There is a small bug in our thinking. We expected the sorted averages to be `[25, 50, 75]`

, but they are approx. `[25.25, 50.50, 75.75]`

, the gap is 25.25 instead of 25, and the estimate is off by 1 (101 instead of 100). Why?

This is quite counter-intuitive (to me), it's because we're generating `int`

s and not `float`

s. Our intuition does work if we switch to `float`

s:

```
num_tanks = 100
num_destroyed = 3
num_experiments = 1000*1000
destroyed_tanks = []
for _ in range(num_experiments):
destroyed_tanks.append(sorted([uniform(1, num_tanks) for _ in range(num_destroyed)]))
print([mean([s[i] for s in destroyed_tanks]) for i in range(num_destroyed)])
estimate = mean([max(s) for s in destroyed_tanks]) + mean([(max(s)-min(s))/(len(s)-1) for s in destroyed_tanks])
print('Average estimate for num_tanks = %.2f' % estimate)
```

Prints something like:

```
[25.748, 50.498, 75.236]
Average estimate for num_tanks = 99.98
```

This is per our intuition, 50.5 is the midpoint between 1 and 100 (which is the interval we're uniformly sampling), and 25.75 is the midpoint between 1 and 50.5, and 75.25 is the midpoint between 50.5 and 100. Another way to see that the "quantization" by using integers matters is to think of the trivial example or 3 tanks and all 3 are destroyed: in this case the 3 numbers will [1, 2, 3], and clearly 1 is the not the midpoint between 1 and 2.

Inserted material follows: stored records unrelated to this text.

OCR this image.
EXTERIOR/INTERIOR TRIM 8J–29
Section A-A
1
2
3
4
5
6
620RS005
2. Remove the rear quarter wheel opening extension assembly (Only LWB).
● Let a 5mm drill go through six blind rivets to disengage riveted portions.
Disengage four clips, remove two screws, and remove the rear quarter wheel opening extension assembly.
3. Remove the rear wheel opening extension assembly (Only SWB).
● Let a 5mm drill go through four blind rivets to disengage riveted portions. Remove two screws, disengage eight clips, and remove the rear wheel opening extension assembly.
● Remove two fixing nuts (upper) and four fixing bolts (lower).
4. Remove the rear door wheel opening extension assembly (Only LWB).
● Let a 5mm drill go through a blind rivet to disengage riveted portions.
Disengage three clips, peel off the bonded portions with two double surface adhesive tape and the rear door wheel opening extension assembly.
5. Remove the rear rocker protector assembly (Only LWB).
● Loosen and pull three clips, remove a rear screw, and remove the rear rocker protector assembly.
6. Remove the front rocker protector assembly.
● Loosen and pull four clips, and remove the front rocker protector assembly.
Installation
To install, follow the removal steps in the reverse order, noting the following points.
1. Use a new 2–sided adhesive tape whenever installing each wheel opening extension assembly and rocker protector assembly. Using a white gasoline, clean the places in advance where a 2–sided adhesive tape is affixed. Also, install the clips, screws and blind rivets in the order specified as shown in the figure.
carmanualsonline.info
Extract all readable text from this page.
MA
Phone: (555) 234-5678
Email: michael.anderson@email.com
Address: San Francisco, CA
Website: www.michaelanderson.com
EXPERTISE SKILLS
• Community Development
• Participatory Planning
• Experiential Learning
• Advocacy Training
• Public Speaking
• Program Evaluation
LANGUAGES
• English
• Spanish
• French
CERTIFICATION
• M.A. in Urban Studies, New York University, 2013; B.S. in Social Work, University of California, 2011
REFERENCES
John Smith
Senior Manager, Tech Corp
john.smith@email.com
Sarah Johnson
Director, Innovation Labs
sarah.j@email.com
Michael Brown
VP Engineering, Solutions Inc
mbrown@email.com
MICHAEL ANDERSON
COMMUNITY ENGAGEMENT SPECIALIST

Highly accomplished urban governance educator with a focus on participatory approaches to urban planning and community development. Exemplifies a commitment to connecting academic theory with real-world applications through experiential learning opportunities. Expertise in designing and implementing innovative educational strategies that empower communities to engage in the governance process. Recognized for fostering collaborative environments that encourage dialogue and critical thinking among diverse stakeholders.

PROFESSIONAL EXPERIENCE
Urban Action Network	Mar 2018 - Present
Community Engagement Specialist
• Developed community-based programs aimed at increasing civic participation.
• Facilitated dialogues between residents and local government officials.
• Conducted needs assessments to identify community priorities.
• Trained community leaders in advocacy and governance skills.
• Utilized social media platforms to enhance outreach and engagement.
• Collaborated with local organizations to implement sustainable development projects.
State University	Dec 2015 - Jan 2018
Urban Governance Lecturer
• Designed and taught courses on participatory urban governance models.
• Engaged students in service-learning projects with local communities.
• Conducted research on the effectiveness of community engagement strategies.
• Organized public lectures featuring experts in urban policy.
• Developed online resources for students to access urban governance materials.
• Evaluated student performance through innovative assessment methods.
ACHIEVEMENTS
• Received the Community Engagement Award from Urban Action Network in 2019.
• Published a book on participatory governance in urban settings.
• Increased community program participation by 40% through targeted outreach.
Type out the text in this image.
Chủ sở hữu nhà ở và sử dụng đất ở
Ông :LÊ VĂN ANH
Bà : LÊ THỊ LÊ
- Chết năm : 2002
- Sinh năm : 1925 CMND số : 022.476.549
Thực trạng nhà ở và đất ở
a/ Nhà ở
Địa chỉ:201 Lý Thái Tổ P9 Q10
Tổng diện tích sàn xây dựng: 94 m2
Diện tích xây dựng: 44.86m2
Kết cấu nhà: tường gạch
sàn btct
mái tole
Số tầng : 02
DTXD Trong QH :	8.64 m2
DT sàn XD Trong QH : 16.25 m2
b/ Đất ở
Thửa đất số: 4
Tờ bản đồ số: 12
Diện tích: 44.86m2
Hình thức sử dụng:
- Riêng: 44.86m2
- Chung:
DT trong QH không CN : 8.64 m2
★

In any case, the actual formula for the least variance estimate for the number of tanks is:

$N = M + M/k - 1$

where $M$ is the maximum destroyed tank serial number and $k$ is the number of destroyed tanks. In code:

```
num_tanks = 100
num_destroyed = 3
num_experiments = 100*1000
destroyed_tanks = []
for _ in range(num_experiments):
destroyed_tanks.append(sample(range(1, num_tanks+1), num_destroyed))
estimate = mean([max(s) + max(s)/len(s) - 1 for s in destroyed_tanks])
print('Average estimate for num_tanks = %.2f' % estimate)
```

Prints something like:

```
Average estimate for num_tanks = 100.01
```

Let's see how good this estimate is, and plot the standard deviation of for different $(N, k)$ combinations:

```
num_tanks = [100, 1000, 10*1000]
num_destroyed_ratio = [0.02, 0.05, 0.1, 0.2]
num_experiments = 10*1000
destroyed_tanks_dict = defaultdict(lambda: [])
for nt in num_tanks:
for num_destroyed in [int(r*nt) for r in num_destroyed_ratio]:
for _ in range(num_experiments):
destroyed_tanks_dict[(nt, num_destroyed)].append(sample(range(1, nt+1), num_destroyed))
stdvs_dict = defaultdict(lambda: [])
for (nt, num_destroyed), destroyed_tanks in destroyed_tanks_dict.items():
s = stdev([max(s) + max(s)/len(s) - 1 for s in destroyed_tanks])
stdvs_dict[nt].append((num_destroyed, s))
plt.figure(figsize=(10,5))
plt.xlabel('k as a ratio of N')
plt.ylabel('stdev as ratio of N')
legends = []
for nt, stdvs in stdvs_dict.items():
plt.plot([x[0]/nt for x in stdvs], [x[1]/nt for x in stdvs], marker='o')
legends.append(f'N = {nt}')
plt.legend(legends)
plt.ylim((0, 0.5))
plt.show()
```

Shows:

This shows that even at $N=1000$, if you are able to observe about 10% of serial numbers, you can expect to make a very good estimate, you will essentially be on target to within a few % when estimating $N$!

## Conclusion

From the Wikipedia article:

According to conventional Allied intelligence estimates, the Germans were producing around 1,400 tanks a month between June 1940 and September 1942. Applying the formula below to the serial numbers of captured tanks, the number was calculated to be 246 a month. After the war, captured German production figures from the ministry of Albert Speer showed the actual number to be 245.